OSH Bug: Reducing dtc package test failure to a printf '%b' bug

The Oils for Unix project has a shell, OSH, that aims to be broadly compatible with bash and POSIX sh shells. We want to use OSH to build and test every package in the core Alpine distribution. One package, dtc, failed it's test suite while running under OSH. (dtc is a tool to manage device trees.)

In this article, I outline how I reduced the entire dtc failure to a single line. I also highlight the debugging strategies which I found to be useful.

Reducing the Error

The very first step is to narrow down all errors into a minimally reproducible test from which a fix can be developed.

For APK package failures, I prefer to start with an "unwrapping the onion" method. This method works by first reproducing the error as it was encountered, and then slowly removing layers of abstraction and focusing on sections which exhibit the error.

More concretely, this started by running the full abuild process using regtest/aports, our Alpine Linux with OSH compatibility tester. The setup process is documented in the oils repo. Once setup, a full build and test suite run for dtc can be kicked off with:

regtest/aports-run.sh build-packages dtc osh-as-sh

This produces a lot of logs, but the key component is the failure:

fdtget-runtest.sh "\012\013\014\015\336\352\255\276\357" -tr label01.dts.fdtget.test.dtb /randomnode blob:	FAIL Results differ from expected

... (many lines later)

********** TEST SUMMARY
*     Total testcases:	2131
*                PASS:	2130
*                FAIL:	1
*   Bad configuration:	0
* Strange test result:	0
**********

I've never contributed to dtc before, nor have I used the tool. Instead of jumping directly to the issue, let's slowly dissect it.

abuild test

Now to remove a layer from the onion. The regtest/aports-run.sh build-packages task works by:

  1. Enter into an alpine chroot (with osh as sh) as user udu
  2. Run abuild -fr on the dtc package

For abuild: -r means run the build and tests on an APKFILE and -f means to ignore any caching. -fr is the same as -f -r.
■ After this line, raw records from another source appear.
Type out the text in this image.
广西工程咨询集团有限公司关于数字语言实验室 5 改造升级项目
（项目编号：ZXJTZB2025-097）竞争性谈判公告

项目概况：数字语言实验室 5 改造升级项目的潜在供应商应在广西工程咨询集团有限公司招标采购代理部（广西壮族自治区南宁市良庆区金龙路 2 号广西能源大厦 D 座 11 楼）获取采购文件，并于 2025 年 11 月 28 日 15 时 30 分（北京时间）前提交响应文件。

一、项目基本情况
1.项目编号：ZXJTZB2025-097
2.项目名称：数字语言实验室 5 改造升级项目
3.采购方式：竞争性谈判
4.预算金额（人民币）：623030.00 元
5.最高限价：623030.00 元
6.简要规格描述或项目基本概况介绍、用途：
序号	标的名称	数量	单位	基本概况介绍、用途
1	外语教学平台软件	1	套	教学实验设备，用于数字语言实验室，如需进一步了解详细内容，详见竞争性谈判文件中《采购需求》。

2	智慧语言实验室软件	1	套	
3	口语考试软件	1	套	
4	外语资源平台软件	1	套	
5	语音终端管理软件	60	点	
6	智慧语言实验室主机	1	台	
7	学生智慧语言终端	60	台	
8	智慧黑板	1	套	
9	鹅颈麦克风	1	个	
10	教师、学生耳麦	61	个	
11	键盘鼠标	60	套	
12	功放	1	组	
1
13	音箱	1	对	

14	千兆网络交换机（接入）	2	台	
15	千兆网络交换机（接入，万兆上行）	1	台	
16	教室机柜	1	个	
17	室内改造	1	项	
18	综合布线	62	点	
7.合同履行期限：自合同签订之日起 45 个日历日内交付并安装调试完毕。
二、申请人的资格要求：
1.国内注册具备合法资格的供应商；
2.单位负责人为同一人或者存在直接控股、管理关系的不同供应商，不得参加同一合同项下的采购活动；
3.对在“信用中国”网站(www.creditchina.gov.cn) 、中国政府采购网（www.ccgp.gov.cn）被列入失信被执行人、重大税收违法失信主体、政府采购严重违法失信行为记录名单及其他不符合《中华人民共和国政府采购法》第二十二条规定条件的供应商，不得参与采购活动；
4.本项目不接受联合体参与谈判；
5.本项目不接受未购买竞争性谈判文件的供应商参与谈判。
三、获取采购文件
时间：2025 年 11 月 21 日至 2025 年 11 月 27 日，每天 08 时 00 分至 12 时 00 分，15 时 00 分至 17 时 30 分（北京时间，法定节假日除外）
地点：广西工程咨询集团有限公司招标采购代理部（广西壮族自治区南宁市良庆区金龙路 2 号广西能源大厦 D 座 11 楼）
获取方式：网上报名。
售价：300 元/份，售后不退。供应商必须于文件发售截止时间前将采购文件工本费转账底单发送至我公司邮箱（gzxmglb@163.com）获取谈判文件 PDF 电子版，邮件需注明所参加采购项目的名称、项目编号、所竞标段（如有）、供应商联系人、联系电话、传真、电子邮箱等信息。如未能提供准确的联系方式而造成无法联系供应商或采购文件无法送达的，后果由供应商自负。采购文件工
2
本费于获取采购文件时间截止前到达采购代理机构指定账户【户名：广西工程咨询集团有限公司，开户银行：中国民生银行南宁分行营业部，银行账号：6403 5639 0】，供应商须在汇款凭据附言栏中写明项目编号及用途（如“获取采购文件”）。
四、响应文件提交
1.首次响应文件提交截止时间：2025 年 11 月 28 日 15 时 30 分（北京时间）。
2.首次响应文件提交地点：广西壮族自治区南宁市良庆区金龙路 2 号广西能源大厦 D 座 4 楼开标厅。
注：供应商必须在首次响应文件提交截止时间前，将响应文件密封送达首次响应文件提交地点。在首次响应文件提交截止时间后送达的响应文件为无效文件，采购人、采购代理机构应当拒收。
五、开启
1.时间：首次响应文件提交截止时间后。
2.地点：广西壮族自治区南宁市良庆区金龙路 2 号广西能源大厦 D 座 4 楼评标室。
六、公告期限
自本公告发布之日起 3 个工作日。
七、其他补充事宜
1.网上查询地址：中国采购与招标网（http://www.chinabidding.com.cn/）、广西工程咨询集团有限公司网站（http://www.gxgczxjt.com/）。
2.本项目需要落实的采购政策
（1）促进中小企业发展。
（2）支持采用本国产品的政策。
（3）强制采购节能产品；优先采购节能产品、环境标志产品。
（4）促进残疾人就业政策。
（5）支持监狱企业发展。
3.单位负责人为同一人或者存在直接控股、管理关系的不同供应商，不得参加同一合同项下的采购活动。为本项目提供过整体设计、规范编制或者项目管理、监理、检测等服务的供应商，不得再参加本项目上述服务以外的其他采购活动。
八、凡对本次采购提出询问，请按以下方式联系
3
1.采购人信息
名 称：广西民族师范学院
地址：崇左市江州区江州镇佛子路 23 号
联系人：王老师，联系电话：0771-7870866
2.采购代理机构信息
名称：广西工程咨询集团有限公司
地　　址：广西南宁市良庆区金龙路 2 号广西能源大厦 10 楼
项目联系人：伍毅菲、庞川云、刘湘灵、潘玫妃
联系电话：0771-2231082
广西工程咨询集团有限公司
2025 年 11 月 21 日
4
We can do that ourselves too!

$ _chroot/aports-build/enter-chroot -u udu  # Enter chroot
(chroot) ~ $ cd aports/main/dtc  # Go to the dtc package

Now we are in a clean alpine linux environment ready to build the dtc package. We could reproduce what the aports script did and rerun abuild -fr. But, now that we are at a lower level, we can start to narrow in on the bug. The issue seems to occur in the test suite, so let's tell abuild to only run the test suite (using the cached version of dtc built by aports.) This can be done with abuild check.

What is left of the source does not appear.